8. De rechtbank stelt voorop dat eiseres in beroep de (feitelijke juistheid van de) zware en lichte gronden die aan de maatregel van bewaring ten grondslag zijn gelegd niet heeft bestreden en dat de rechtbank, na een aanvullend ambtshalve onderzoek, concludeert dat deze gronden aan de maatregel ten grondslag mochten worden gelegd.
Staandehouding en ophouding
9. Eiser heeft wel aangevoerd dat de maatregel van bewaring onrechtmatig is, omdat de staandehouding op 11 april 2023 onrechtmatig is geweest. Er was op het moment van staandehouding geen objectief vermoeden van illegaal verblijf, pas ná de staandehouding is gebleken dat zij geen rechtmatig verblijf heeft in Nederland.

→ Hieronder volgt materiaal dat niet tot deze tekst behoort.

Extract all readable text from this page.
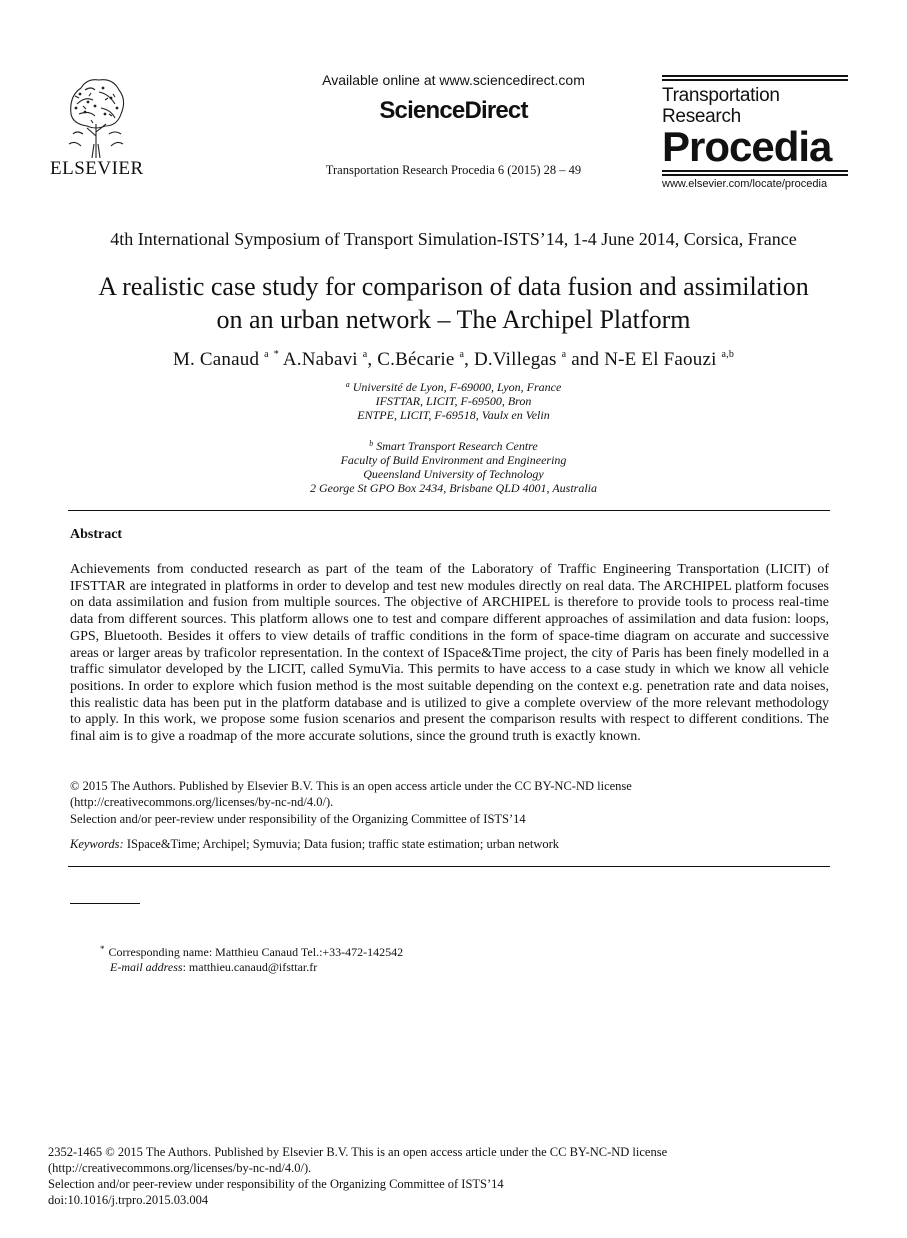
ELSEVIER
Available online at www.sciencedirect.com
ScienceDirect
Transportation Research Procedia 6 (2015) 28 – 49
Transportation
Research
Procedia
www.elsevier.com/locate/procedia
4th International Symposium of Transport Simulation-ISTS’14, 1-4 June 2014, Corsica, France
A realistic case study for comparison of data fusion and assimilation
on an urban network – The Archipel Platform
M. Canaud $^a$ * A.Nabavi $^a$, C.Bécarie $^a$, D.Villegas $^a$ and N-E El Faouzi $^{a,b}$
$^a$ Université de Lyon, F-69000, Lyon, France
IFSTTAR, LICIT, F-69500, Bron
ENTPE, LICIT, F-69518, Vaulx en Velin
$^b$ Smart Transport Research Centre
Faculty of Build Environment and Engineering
Queensland University of Technology
2 George St GPO Box 2434, Brisbane QLD 4001, Australia
Abstract
Achievements from conducted research as part of the team of the Laboratory of Traffic Engineering Transportation (LICIT) of IFSTTAR are integrated in platforms in order to develop and test new modules directly on real data. The ARCHIPEL platform focuses on data assimilation and fusion from multiple sources. The objective of ARCHIPEL is therefore to provide tools to process real-time data from different sources. This platform allows one to test and compare different approaches of assimilation and data fusion: loops, GPS, Bluetooth. Besides it offers to view details of traffic conditions in the form of space-time diagram on accurate and successive areas or larger areas by traficolor representation. In the context of ISpace&Time project, the city of Paris has been finely modelled in a traffic simulator developed by the LICIT, called SymuVia. This permits to have access to a case study in which we know all vehicle positions. In order to explore which fusion method is the most suitable depending on the context e.g. penetration rate and data noises, this realistic data has been put in the platform database and is utilized to give a complete overview of the more relevant methodology to apply. In this work, we propose some fusion scenarios and present the comparison results with respect to different conditions. The final aim is to give a roadmap of the more accurate solutions, since the ground truth is exactly known.
© 2015 The Authors. Published by Elsevier B.V. This is an open access article under the CC BY-NC-ND license
(http://creativecommons.org/licenses/by-nc-nd/4.0/).
Selection and/or peer-review under responsibility of the Organizing Committee of ISTS’14
Keywords: ISpace&Time; Archipel; Symuvia; Data fusion; traffic state estimation; urban network
* Corresponding name: Matthieu Canaud Tel.:+33-472-142542
E-mail address: matthieu.canaud@ifsttar.fr
2352-1465 © 2015 The Authors. Published by Elsevier B.V. This is an open access article under the CC BY-NC-ND license
(http://creativecommons.org/licenses/by-nc-nd/4.0/).
Selection and/or peer-review under responsibility of the Organizing Committee of ISTS’14
doi:10.1016/j.trpro.2015.03.004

Het enkele feit dat eiseres een Chinees paspoort overhandigde en dat volgens een anonieme melding zij mogelijk prostitutie zou bedrijven, maakt niet dat sprake is van een naar objectieve maatstaven gemeten, redelijk vermoeden van illegaal verblijf.
10. De rechtbank is van oordeel dat de staandehouding op zowel 11 april 2023 als ook op 18 april 2023 rechtmatig is geweest en overweegt daartoe als volgt.
10.1.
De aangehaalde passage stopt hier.